Why plant-based food?
You’ll find that I focus mainly on simple, nutritious, plant-based recipes, and that I attempt to minimize white flour, refined sugars, and processed foods. However, I will be the first to tell you that those are not 100% strict rules for me! My initial post is about a pie shop, after all. :)
I enjoy food and the flavors, experiences, and inspiration it has to offer. I just try to maximize whole, vegan foods, especially when I’m eating at home instead of in restaurants or while traveling. In the summer of 2012 I earned a certificate in Plant-Based Nutrition, which has redoubled my efforts to creatively combine nutritious, unprocessed plant foods. I’m passionate about eating knowledgeably and health-consciously, but I try not to get wrapped up in or stressed out by black and white, “good” and “bad” rules and ways of thinking.

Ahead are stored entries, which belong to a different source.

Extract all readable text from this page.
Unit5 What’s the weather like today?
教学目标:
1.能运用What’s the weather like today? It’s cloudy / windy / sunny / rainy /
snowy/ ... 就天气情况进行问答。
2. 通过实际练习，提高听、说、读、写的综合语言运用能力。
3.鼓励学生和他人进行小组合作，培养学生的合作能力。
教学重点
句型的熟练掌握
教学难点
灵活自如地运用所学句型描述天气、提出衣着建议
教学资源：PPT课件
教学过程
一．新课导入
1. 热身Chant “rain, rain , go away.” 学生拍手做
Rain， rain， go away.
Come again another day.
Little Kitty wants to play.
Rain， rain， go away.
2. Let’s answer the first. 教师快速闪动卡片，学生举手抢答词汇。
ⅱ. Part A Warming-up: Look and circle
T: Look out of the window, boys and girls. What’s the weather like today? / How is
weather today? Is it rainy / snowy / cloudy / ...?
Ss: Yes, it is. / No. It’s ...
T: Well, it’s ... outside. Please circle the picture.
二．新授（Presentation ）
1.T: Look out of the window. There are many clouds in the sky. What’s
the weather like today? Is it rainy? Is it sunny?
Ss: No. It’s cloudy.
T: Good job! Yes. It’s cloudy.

The long version of the story, if you are interested in this sort of thing, is that my dad beat prostate cancer in 2003, but was unable to overcome lung cancer in 2009. When he was diagnosed the second time, I started paying attention to books and articles like The China Study, Anticancer: A New Way of Life, The Kind Diet, Healthy at 100, The Starch Solution, The End of Overeating, The Omnivore’s Dilemma, Revive, Brendan Brazier’s Thrive books, The UltraMind Solution, Eat to Live, and this NY Times article about sugar by Gary Taubes.
Of course there are many opinions out there and I am certainly not a medical or nutritional expert. It seems to me that everyone is different and what feels right for one person’s body may not be right for others. But, these books and articles made me think for the first time about how few nutrients and how many unnatural ingredients were in some of the foods I was eating regularly, even the “healthy” ones. They also made me wonder if eating fewer animal products, refined sugars, white flours, and processed foods might give me more energy, protect my husband and me from cancer, heart disease, and diabetes (fingers crossed!)… and ideally be flavorful, satisfying, and inventive at the same time.
If you would like to know about my personal experience, I’ve found it surprisingly easy to move toward plant foods and I do think I have more energy when I eat this way. I’ve basically lost my taste for meat, fish, and eggs, and eating less dairy has been much, much easier than I thought it would be. I used to feel like a poster child for milk products because I enjoyed them so much and ate them so frequently! Now I rarely notice that they’re absent from our fridge.